Dans la cabane au bord du lac, il avait eu tout le temps nécessaire afin d’étudier ces créatures de la nuit. Elles se déplaçaient de façon aléatoire, sauf s’il leur donnait un but. Il était possible pour le Créateur de leur ordonner de s’attaquer à des objets, des habitations, des humains. Ce pouvoir lui venait du Mal, tout comme celui de faire apparaître la matière visqueuse. Jacques le sentait au fond de lui.
Il s’était intéressé à leurs capacités. En effet, les ombres ne pouvaient pas être touchées par n’importe quel objet. Elles étaient traversées par ceux en mouvement, mais devaient contourner les murs immobiles.
L’ancien ingénieur avait essayé d’en effleurer une, malgré la peur qui se propageait sur la surface de sa peau. Il avait alors senti une sensation de froid horriblement désagréable. Puis ses muscles s’étaient figés. Il n’avait pas réussi à se défaire de la paralysie jusqu’au lever de la lumière. C’est lorsque les ombres avaient disparu qu’il avait pu se mouvoir de nouveau.
Sans un regard pour le corps de William qui s’évaporait lentement, il se glissa entre les roches et les créatures de la nuit qui s’écartaient sur son passage. Il se dirigea vers le second groupe près de lui. C’était une fois de plus celui de Lucas. Grâce à la vision de ses verres, il put voir que la grande blonde avait été touchée par une ombre. Elle se trouvait en position de défense devant sa compagne. Le jeune Créateur était non loin d’elles. Il observait les monstres, se tournant dans tous les sens, effrayé.
Un cerf à deux têtes passa près de Jacques qui sursauta avant de le suivre. Caché dans l’obscurité et derrière des débris, il posa son fusil sur une pierre imposante et stable. Il lui confectionna une lunette afin de pouvoir cibler de loin. Elle devrait pouvoir l’aider. Il allait appuyer sur la détente, le viseur sur le torse étendu de la femme, mais une arme apparut dans les mains de Lucas.

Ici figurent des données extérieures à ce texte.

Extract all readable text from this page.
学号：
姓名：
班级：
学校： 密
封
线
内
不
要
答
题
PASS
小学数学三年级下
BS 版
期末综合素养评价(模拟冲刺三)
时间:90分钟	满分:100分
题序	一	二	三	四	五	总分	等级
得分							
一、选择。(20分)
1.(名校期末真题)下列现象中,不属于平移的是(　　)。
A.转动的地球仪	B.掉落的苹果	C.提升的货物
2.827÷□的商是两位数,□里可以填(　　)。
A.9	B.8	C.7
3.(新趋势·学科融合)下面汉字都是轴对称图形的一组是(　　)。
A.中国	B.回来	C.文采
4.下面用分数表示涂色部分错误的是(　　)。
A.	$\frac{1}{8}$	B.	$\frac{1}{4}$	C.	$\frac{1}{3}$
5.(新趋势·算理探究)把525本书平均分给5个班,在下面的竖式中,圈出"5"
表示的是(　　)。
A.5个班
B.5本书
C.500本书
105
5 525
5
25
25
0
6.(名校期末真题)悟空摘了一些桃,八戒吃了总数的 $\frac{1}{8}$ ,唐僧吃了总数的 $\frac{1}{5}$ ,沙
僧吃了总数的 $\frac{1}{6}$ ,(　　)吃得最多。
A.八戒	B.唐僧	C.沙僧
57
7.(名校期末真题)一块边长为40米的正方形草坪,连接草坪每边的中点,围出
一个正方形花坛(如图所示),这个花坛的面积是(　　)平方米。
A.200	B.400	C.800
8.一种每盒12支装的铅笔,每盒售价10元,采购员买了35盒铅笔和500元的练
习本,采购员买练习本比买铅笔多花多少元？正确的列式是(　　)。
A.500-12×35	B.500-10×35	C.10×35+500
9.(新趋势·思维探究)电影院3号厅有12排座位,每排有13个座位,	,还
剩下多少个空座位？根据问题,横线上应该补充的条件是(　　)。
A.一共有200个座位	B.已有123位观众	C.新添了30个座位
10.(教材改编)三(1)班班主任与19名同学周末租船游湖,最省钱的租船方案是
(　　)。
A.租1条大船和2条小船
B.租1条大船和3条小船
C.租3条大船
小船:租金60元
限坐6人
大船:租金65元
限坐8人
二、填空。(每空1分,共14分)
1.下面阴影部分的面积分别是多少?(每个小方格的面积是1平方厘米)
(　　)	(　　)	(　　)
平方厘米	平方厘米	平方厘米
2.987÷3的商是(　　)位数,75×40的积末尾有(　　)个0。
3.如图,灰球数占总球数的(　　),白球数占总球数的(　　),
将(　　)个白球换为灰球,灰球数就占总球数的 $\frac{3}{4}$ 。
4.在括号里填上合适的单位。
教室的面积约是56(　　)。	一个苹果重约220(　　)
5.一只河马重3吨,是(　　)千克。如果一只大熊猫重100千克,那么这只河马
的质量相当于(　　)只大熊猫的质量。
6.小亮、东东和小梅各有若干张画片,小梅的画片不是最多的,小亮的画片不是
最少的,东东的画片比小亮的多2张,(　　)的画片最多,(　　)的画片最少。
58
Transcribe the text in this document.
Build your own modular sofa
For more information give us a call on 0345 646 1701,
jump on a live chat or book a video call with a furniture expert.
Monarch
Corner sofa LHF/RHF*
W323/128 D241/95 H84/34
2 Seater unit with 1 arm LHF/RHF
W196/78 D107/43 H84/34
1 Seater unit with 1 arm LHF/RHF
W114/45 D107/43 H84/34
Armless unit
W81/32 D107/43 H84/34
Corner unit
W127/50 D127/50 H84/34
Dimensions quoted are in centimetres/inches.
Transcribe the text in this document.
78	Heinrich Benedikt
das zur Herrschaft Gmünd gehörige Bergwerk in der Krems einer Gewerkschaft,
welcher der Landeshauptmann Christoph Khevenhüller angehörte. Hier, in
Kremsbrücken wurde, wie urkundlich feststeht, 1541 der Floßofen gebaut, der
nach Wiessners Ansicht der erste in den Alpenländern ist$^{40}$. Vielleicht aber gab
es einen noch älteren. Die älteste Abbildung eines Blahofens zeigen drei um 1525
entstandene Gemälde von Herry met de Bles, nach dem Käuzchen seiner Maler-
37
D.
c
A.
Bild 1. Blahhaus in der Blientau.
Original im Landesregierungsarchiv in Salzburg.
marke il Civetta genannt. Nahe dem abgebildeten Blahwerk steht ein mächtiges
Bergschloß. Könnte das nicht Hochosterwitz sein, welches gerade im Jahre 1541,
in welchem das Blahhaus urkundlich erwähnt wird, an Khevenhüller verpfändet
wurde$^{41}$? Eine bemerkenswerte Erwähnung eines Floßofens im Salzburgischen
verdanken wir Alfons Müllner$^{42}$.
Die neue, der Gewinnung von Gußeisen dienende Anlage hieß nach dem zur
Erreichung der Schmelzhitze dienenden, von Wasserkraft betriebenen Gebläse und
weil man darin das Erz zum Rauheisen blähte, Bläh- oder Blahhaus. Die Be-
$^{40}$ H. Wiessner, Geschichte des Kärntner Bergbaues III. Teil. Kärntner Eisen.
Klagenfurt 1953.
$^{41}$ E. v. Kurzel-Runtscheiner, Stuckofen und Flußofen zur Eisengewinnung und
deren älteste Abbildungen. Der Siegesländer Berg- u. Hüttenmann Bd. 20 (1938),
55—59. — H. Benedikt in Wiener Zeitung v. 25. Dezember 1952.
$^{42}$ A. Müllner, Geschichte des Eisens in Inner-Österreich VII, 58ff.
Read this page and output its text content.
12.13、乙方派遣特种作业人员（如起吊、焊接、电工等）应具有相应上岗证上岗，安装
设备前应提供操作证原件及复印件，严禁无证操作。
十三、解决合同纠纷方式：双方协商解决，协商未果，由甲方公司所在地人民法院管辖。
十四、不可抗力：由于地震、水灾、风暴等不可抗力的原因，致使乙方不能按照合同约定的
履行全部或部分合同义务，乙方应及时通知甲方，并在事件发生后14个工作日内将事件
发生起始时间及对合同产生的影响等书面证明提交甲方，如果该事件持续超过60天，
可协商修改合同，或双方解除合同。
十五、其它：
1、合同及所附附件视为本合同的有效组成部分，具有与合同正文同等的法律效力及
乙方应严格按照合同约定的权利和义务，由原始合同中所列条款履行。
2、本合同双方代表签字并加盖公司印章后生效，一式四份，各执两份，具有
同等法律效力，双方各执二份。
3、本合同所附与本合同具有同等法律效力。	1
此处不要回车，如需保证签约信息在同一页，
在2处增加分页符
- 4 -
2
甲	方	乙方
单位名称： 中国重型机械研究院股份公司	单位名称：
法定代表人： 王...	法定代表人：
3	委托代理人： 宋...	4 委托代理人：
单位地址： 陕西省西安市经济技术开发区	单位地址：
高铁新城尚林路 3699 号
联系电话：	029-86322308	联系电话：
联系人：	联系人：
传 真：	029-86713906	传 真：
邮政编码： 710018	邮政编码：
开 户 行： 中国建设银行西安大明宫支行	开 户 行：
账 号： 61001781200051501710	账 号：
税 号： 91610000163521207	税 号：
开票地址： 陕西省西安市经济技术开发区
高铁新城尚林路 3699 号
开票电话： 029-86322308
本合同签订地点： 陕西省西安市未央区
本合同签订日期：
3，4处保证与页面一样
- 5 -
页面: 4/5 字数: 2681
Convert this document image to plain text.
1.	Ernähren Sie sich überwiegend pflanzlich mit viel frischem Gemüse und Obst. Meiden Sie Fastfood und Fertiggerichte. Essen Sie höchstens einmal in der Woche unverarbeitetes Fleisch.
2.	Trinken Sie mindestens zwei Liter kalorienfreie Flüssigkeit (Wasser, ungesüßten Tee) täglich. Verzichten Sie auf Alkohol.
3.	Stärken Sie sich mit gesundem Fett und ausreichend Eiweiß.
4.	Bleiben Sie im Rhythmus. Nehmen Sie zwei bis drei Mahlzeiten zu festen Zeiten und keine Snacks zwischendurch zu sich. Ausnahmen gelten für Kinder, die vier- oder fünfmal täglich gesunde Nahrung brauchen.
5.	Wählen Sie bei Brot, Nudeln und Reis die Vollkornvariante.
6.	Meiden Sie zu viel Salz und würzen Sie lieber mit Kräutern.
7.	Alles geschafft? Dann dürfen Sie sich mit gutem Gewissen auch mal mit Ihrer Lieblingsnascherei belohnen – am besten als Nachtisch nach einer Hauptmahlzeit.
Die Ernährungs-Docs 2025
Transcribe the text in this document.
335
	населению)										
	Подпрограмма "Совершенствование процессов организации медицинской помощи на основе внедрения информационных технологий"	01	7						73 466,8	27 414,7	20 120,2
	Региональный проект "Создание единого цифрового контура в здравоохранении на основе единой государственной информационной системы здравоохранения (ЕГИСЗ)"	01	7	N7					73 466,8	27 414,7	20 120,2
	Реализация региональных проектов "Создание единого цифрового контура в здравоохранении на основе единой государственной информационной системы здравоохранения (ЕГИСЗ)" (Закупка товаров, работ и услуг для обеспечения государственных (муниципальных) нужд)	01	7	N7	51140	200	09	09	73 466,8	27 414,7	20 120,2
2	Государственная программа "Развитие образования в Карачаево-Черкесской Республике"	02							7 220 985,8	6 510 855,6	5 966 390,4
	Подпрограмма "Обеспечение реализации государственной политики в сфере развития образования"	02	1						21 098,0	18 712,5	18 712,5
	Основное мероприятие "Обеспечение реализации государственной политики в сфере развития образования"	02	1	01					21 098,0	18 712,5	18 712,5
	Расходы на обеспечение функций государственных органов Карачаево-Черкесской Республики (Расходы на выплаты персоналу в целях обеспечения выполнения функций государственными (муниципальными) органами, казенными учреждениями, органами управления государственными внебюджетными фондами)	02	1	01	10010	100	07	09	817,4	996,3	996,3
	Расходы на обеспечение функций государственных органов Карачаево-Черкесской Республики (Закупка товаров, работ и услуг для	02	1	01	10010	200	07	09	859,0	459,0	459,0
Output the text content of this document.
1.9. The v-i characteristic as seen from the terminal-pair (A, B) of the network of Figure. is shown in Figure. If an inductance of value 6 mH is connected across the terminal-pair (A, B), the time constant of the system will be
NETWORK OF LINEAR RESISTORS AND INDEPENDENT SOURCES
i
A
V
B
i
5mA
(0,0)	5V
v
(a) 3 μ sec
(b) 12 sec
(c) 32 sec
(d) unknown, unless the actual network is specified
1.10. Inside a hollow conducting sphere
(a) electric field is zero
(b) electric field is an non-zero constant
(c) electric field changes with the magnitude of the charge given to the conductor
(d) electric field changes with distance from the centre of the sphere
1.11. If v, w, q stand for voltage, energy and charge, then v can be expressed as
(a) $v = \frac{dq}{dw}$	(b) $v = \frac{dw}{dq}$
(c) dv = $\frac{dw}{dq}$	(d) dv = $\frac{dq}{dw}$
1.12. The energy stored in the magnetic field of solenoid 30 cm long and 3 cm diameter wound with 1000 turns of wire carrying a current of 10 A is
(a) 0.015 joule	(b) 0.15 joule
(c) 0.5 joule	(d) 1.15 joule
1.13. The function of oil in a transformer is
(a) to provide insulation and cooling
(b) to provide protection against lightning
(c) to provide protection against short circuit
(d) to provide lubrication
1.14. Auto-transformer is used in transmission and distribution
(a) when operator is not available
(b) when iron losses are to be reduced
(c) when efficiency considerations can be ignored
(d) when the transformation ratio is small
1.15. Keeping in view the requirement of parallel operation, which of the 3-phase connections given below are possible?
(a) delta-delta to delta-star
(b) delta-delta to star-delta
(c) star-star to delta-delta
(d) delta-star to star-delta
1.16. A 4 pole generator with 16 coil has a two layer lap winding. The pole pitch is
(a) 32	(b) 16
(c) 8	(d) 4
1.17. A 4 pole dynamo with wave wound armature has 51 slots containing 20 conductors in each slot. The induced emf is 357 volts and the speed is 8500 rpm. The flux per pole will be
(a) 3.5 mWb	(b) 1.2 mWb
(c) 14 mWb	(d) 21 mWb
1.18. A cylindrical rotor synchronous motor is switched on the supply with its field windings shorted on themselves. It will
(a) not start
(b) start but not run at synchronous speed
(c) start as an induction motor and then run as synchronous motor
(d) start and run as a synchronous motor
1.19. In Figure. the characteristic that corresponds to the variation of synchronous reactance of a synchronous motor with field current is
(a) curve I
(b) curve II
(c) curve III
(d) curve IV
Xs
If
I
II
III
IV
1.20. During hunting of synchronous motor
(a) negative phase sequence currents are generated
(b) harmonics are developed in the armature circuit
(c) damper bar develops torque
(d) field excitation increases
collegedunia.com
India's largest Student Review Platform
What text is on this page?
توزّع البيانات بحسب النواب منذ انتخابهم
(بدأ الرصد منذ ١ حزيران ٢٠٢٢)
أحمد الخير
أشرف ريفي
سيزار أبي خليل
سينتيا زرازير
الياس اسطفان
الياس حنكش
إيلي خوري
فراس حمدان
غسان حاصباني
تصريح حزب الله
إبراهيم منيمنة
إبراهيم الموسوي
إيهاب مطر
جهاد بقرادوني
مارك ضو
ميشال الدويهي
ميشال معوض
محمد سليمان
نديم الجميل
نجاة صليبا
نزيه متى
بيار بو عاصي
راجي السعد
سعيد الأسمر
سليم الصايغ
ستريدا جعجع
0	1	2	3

Jacques se cacha. Avait-il été repéré ? À travers le rocher, il put voir que le jeune homme tirait sur les ombres et non dans la direction où il se trouvait. Les créatures disparaissaient dans des éclats pailletés.
— Malin, cracha le quarantenaire, une pointe de jalousie dans la voix.
Le garçon avait déniché une solution pour détruire les monstres de la nuit. Jacques se releva et repositionna son arme. Il visa le jeune Créateur, au niveau du corps afin d’avoir une surface plus large. Il se concentra, inspira profondément. Il expira de la même façon et tira. Il vit la boule de matière noire s’envoler au ralenti. Elle traversa la distance qui les séparait, trop grande au goût de Jacques.
Le garçon ne bougea pas d’un centimètre, mais la balle se ficha entre les clavicules figées de l’Australienne. Son amie s’écroula en observant le corps s’évaporer et hurla de désespoir. Jacques en profita pour se camoufler de nouveau derrière son rocher. Lucas remarquerait rapidement sa présence.